Когда принесли цитрусовые, мать резалась со своими родителями в ремик.

Дедушка с бабушкой работали в две смены. Бабушка в рабочем общежитии, дедушка – на нашей верфи. Помимо того, он еще заходил в бар "Под рыльцем", где народ играл в бильярд, а пивные кружки охлаждались в ведрах с водой. Там он рубал фляки[8], вливал в себя рюмочку и возвращался, поскольку очень любил дом. Иногда ходил на боксерские бои команды "Флот Гдыня", болел за Куйду, Бауэрка, других старинных чемпионов. И все бухтел о том, что как нам повезло, что Алексы Анткевич[9], победитель в Хельсинки, жил у нас на Пагеде.

"Нет ничего лучше, как родной дом", повторял он и проверял в "Дзеннике Балтийском", а не выиграл ли в "Янтарь"[10] хаты получше. "Янтарь" в чем-то походил на спортлото: если я правильно понимаю, нужно было зачеркивать числа на специальном бланке.

Дедушка формировал сложные числовые последовательности, бланки вкладывал в конверт и посылал маму в отделение. Когда она возвращалась, он расспрашивал: приняли ли конверт и деньги, и вообще, все ли пошло хорошо, ведь счастью необходимо помочь.

Бабушка согласно кивала и возвращалась к полотеру. Мама обычно собиралась ей помочь, но та и не собиралась согласиться.

- Ты должна учиться, - говорила бабушка. – Выучишься первой из Крефтов.

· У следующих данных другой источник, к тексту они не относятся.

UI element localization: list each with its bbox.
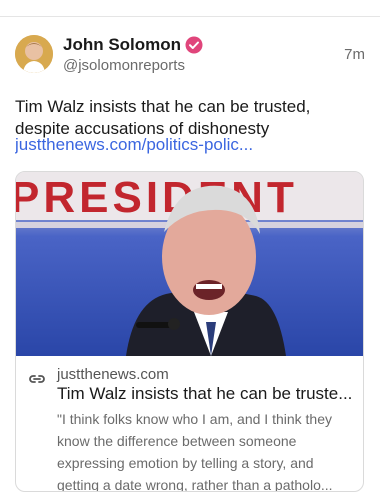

И так оно, более или менее, и шло: мама сидела за одеялом, сунув нос в книжки; бабуля скакала от щетки к кастрюлям, а дед подкручивал часы, анализировал матчи в ежемесячнике "Шахматы" и размышлял о вечном, когда же работа бабушки доходила до конца, он отрывал от стула свой княжеский зад и объявлял, что поможет ей в тяжкой домашней работе. Та отказывалась. Потом они, без капельки злости, ссорились по этому поводу. И дни так себе и шли.

Дедушка хотел помогать, потому что желал как можно скорее сесть за партию в ремик.

Ремик был как поверка в армии, вонь в кальсонах и повар с неврозом – его просто нельзя было избежать. Дед с епископской серьезностью чертил таблички и созывал семейство за стол, а карты у него в ладонях уже ходили ходуном.

По мнению мамы, ремик походил на жизнь: он издевается над справедливостью и вознаграждает победителей. Сама она эту игру любила, наверное ,потому, что за ней они много болтали. И еще сказала, что ей не хватает этих разговоров, а я ей даже верю.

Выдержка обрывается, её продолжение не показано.